CBL is presently on vacation with his family in Philadelphia (recently named by the Amereican Tort Reform Association as the Numero Uno Judicial Hellhole in America, but that's a story for another day). But that certainly won't keep CBL from reporting the urgent news its readers need to know now when it comes to the exploding escargot lawsuit.
Because yes, justice has been served.

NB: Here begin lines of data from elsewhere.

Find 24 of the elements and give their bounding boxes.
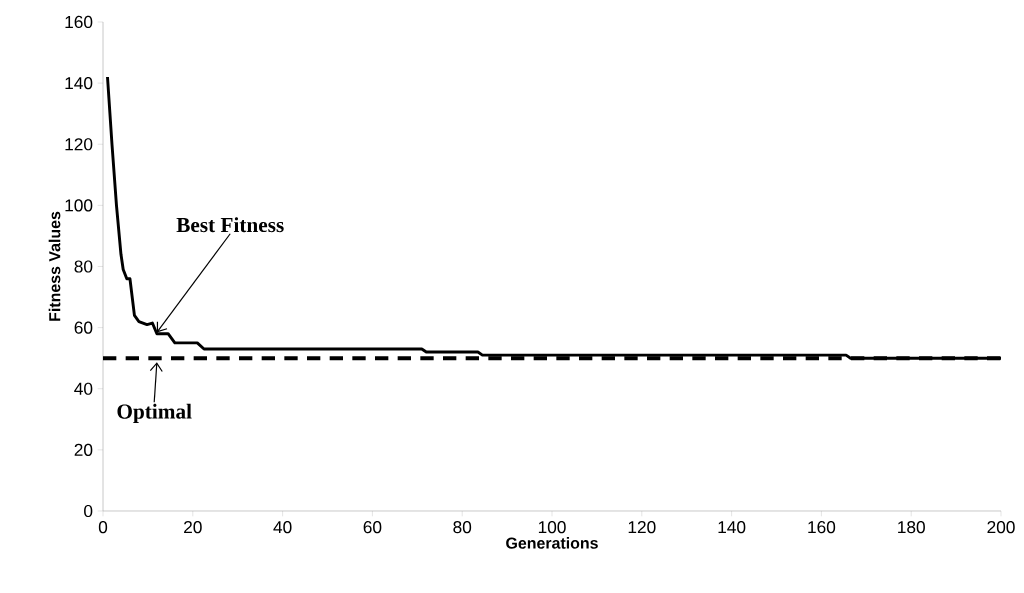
y-tick-label: 80 [74, 260, 93, 273]
y-tick-label: 40 [74, 382, 93, 395]
x-tick-label: 100 [538, 521, 566, 534]
x-tick-label: 40 [273, 521, 292, 534]
x-tick-label: 0 [98, 521, 108, 534]
x-tick-label: 160 [808, 521, 836, 534]
annotation: Best Fitness [176, 217, 284, 233]
x-tick-label: 80 [453, 521, 472, 534]
x-tick-label: 20 [184, 521, 202, 534]
y-tick-label: 140 [65, 77, 93, 90]
y-tick-label: 0 [84, 504, 93, 518]
x-tick-label: 60 [363, 521, 382, 534]
x-tick-label: 200 [987, 521, 1015, 534]
y-axis-title: Fitness Values [48, 211, 61, 321]
y-tick-label: 160 [65, 15, 93, 29]
x-tick-label: 180 [898, 521, 925, 534]
x-tick-label: 120 [628, 521, 656, 534]
y-tick-label: 20 [74, 443, 93, 456]
y-tick-label: 60 [74, 321, 93, 334]
x-tick-label: 140 [718, 521, 746, 534]
y-tick-label: 100 [65, 199, 93, 212]
annotation: Optimal [117, 403, 192, 424]
x-axis-title: Generations [506, 537, 598, 549]
y-tick-label: 120 [65, 138, 93, 151]
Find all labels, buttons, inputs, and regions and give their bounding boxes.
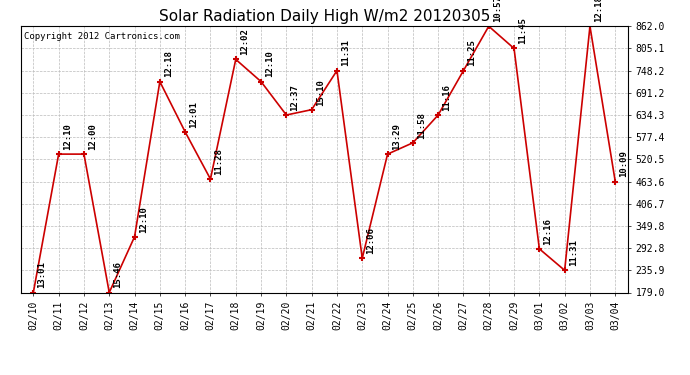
Text: 12:06: 12:06 (366, 227, 375, 254)
Text: 11:45: 11:45 (518, 17, 527, 44)
Title: Solar Radiation Daily High W/m2 20120305: Solar Radiation Daily High W/m2 20120305 (159, 9, 490, 24)
Text: 11:16: 11:16 (442, 84, 451, 111)
Text: 12:18: 12:18 (594, 0, 603, 22)
Text: 13:29: 13:29 (392, 123, 401, 150)
Text: 12:10: 12:10 (63, 123, 72, 150)
Text: 13:01: 13:01 (37, 261, 46, 288)
Text: 11:31: 11:31 (341, 40, 350, 66)
Text: 11:25: 11:25 (468, 40, 477, 66)
Text: 12:37: 12:37 (290, 84, 299, 111)
Text: 12:10: 12:10 (265, 51, 274, 78)
Text: 10:57: 10:57 (493, 0, 502, 22)
Text: 15:10: 15:10 (316, 79, 325, 105)
Text: 12:10: 12:10 (139, 206, 148, 232)
Text: 10:09: 10:09 (620, 150, 629, 177)
Text: 12:00: 12:00 (88, 123, 97, 150)
Text: 11:31: 11:31 (569, 239, 578, 266)
Text: Copyright 2012 Cartronics.com: Copyright 2012 Cartronics.com (23, 32, 179, 40)
Text: 12:16: 12:16 (544, 218, 553, 244)
Text: 11:28: 11:28 (215, 148, 224, 175)
Text: 15:46: 15:46 (113, 261, 122, 288)
Text: 11:58: 11:58 (417, 112, 426, 139)
Text: 12:02: 12:02 (240, 28, 249, 55)
Text: 12:01: 12:01 (189, 101, 198, 128)
Text: 12:18: 12:18 (164, 51, 173, 78)
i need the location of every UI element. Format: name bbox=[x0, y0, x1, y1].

As reported by crusading reporter Glenn Klein of the Marin Independent Journal,
Judge Roy Chernus dismissed "with prejudice" a negligence lawsuit filed by Chadwick St.-OHarra and Steve Righetti, who claimed their snails ruptured at Seafood Peddler last June, splattering their faces and shirts with hot garlic butter.
The hard-hitting IJ reporter further observed:
"There was absolutely no evidence whatsoever on what caused the escargot to spontaneously splatter grease upon being touched by the plaintiffs," Chernus wrote. "There was no evidence that Seafood Peddler did not exercise reasonable care in the preparation or service of the escargot."
"As unfortunate as it was for plaintiffs being splattered with hot grease, they are not entitled to a judgment against defendant as no breach of duty was established by the evidence presented," the judge concluded.
It's really a shame, as the pioneering plaintiffs apparently sought to invent two heretofor unrecognized causes of action, accusing the restauarnt staff of ""indifference" and "friggin' rudeness" in the immediate aftermath."
Reachd by the IJ, the two unsuccessful plaintiffs borrowed a time-honored approach from Corporate America spokesmen, declining to comment until they had an opportunity to review the small claims court ruling.